Older patients disproportionately use more prescription and non-prescription drugs than other populations. Evidence shows that such polypharmacy increases the risk of adverse drug reactions and hospital admissions. Medication review with follow up is therefore recommended for optimising prescribed medication and improving quality of life in older adults with polypharmacy.
- Lu WH, Wen YW, Chen LK, et al. Effect of polypharmacy, potentially inappropriate medications and anticholinergic burden on clinical outcomes: a retrospective cohort study. CMAJ 2015;187(4):E130-7.
- Scott IA, Hilmer SN, Reeve E, et la. Reducing Inappropriate Polypharmacy: The Process of Deprescribing. JAMA Intern Med 2015;175(5):827-34.
- Jodar-Sanchez F, Malet-Larrea A, Martin JJ, et al.
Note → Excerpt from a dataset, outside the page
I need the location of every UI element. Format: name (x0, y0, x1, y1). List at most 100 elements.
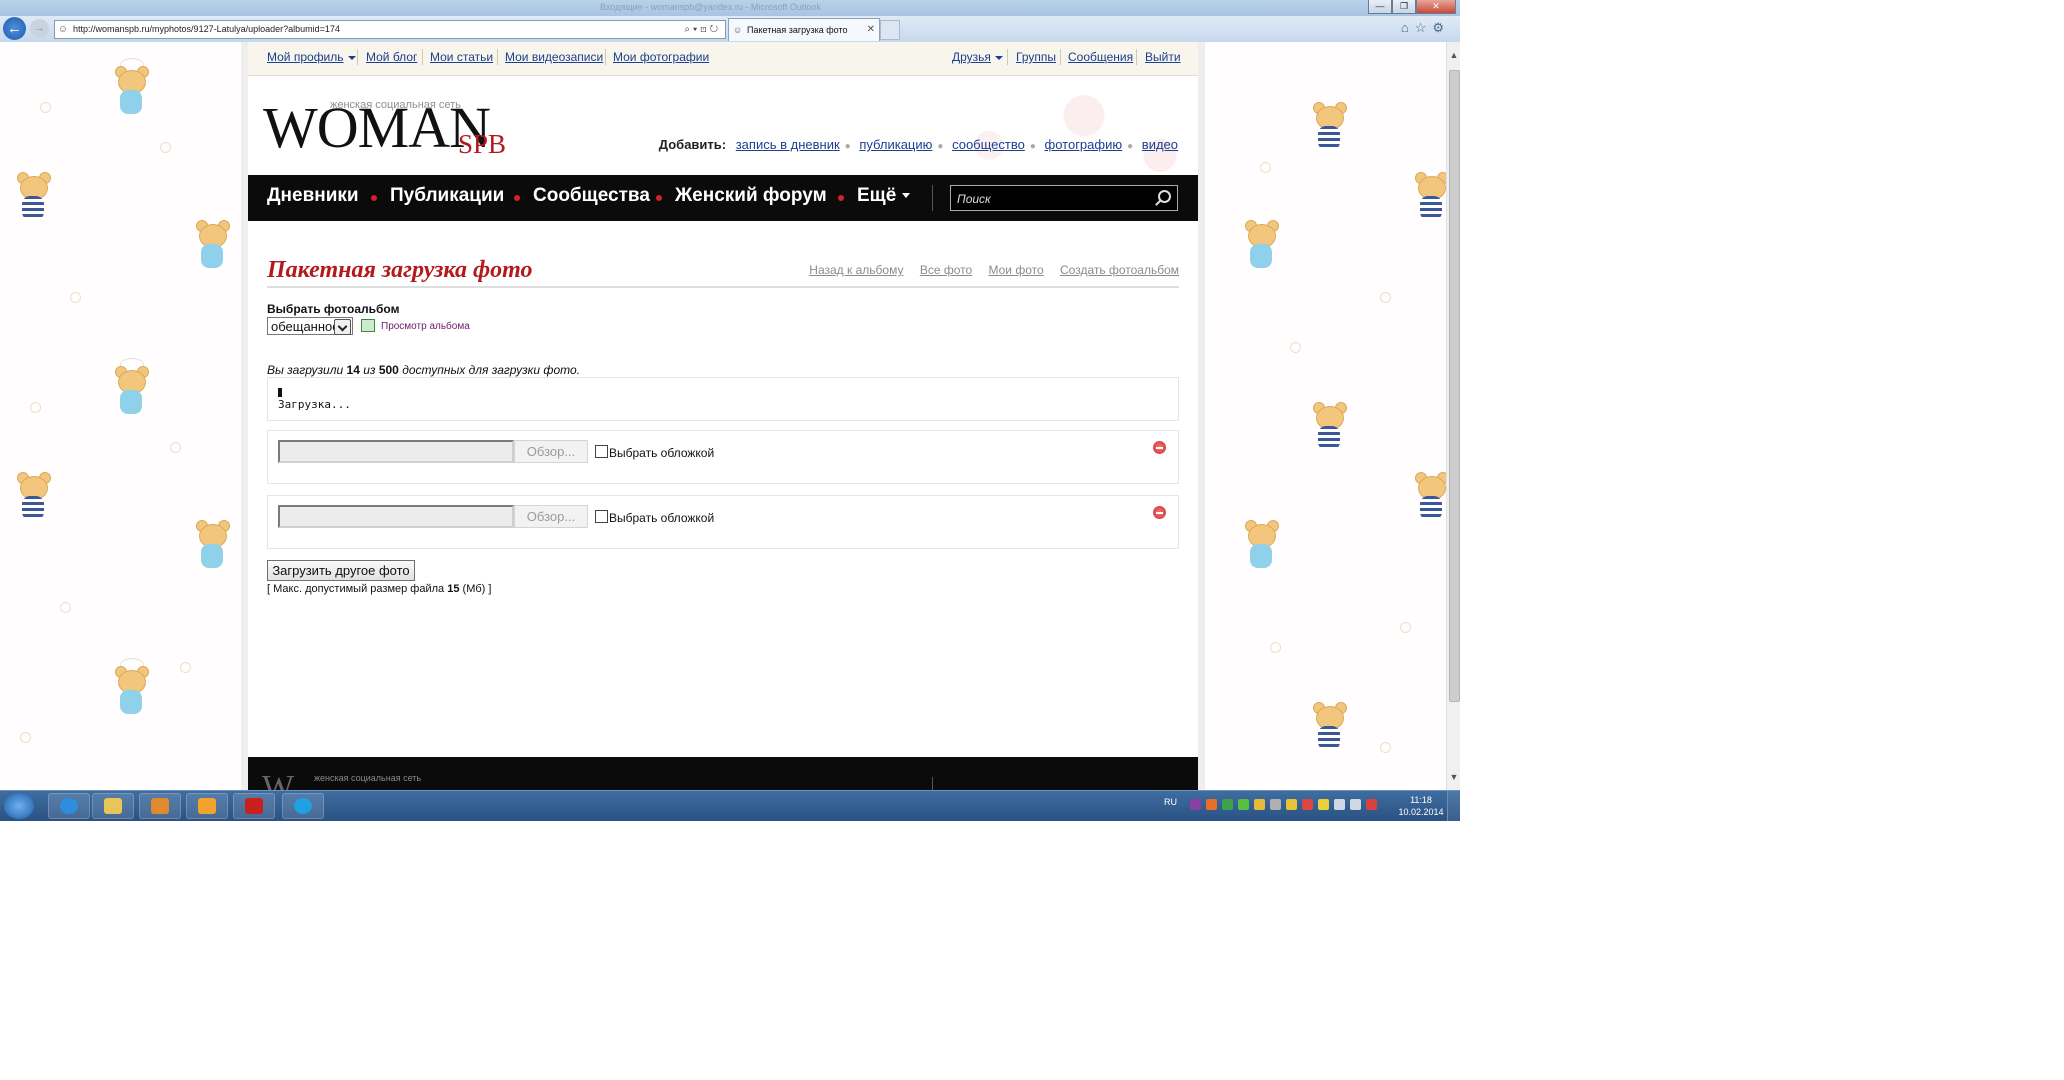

Cost-Utility Analysis of a Medication Review with Follow-Up Service for Older Adults with Polypharmacy in Community Pharmacies in Spain: The conSIGUE Program’, PharmacoEconomics 2015;33:599-610.
- Fried TR, O’Leary J, Towle V, et al. Health outcomes associated with polypharmacy in community-dwelling older adults: a systematic review. J Am Geriatr Soc 2014;62(12):2261-72.
- Hajjar ER, Cafiero AC, Hanlon JT. Polypharmacy in elderly patients. American Journal of Geriatric Pharmacotherapy 2007;5(4):345-51.
- Hilmer SN, Mager DE, Simonsick EM, et al. A drug burden index to define the functional burden of medications in older people. Arch Intern Med 2007;167:781-7.
Fellows from the Australian and New Zealand Society of Palliative Medicine and Australasian Chapter of Palliative Medicine (ANZSPM/AChPM) convened a working group to produce an EVOLVE list for palliative medicine. The Royal Australasian College of Physicians (RACP) assisted this working group in compiling a list of 15 clinical practices in palliative medicine which may be overused, inappropriate or of limited effectiveness in a given clinical context based on a desktop review of similar work done overseas.
This list was then sent out to all ANZSPM and AChPM members, seeking feedback on whether the items fully captured the concerns of clinicians in an Australasian palliative medicine context and if not, whether any items should be omitted and/or new items added. 40 responses to this email were received. Based on these, 3 items were removed leaving a shortlist of 12. An online survey was then sent to all ANZSPM and AChPM members asking respondents to rate each item against three criteria from 1 (lowest) to 5 (highest), and to nominate any additional practices worthy of consideration.
The criteria used to rate the practices were strength of evidence, significance in palliative care and whether palliative care physicians could make a difference in influencing the incidence of the practice in question. Based on the 114 responses to this survey, the top 5 were selected.
- 1 Do not delay discussion of and referral to palliative care for a patient with serious illness just because they are pursuing disease-directed treatment.
- 2 Limit routine use of antipsychotic drugs to manage symptoms of delirium.
- 3 Do not use oxygen therapy to treat non-hypoxic dyspnoea.
- 4 Target referrals to bereavement services for family and caregivers of patients in palliative care settings to those experiencing more complicated forms of grief rather than as a routine practice.
- 5 To avoid adverse medication interactions and adverse drug events in cases of polypharmacy, do not prescribe medication without conducting a drug regime review.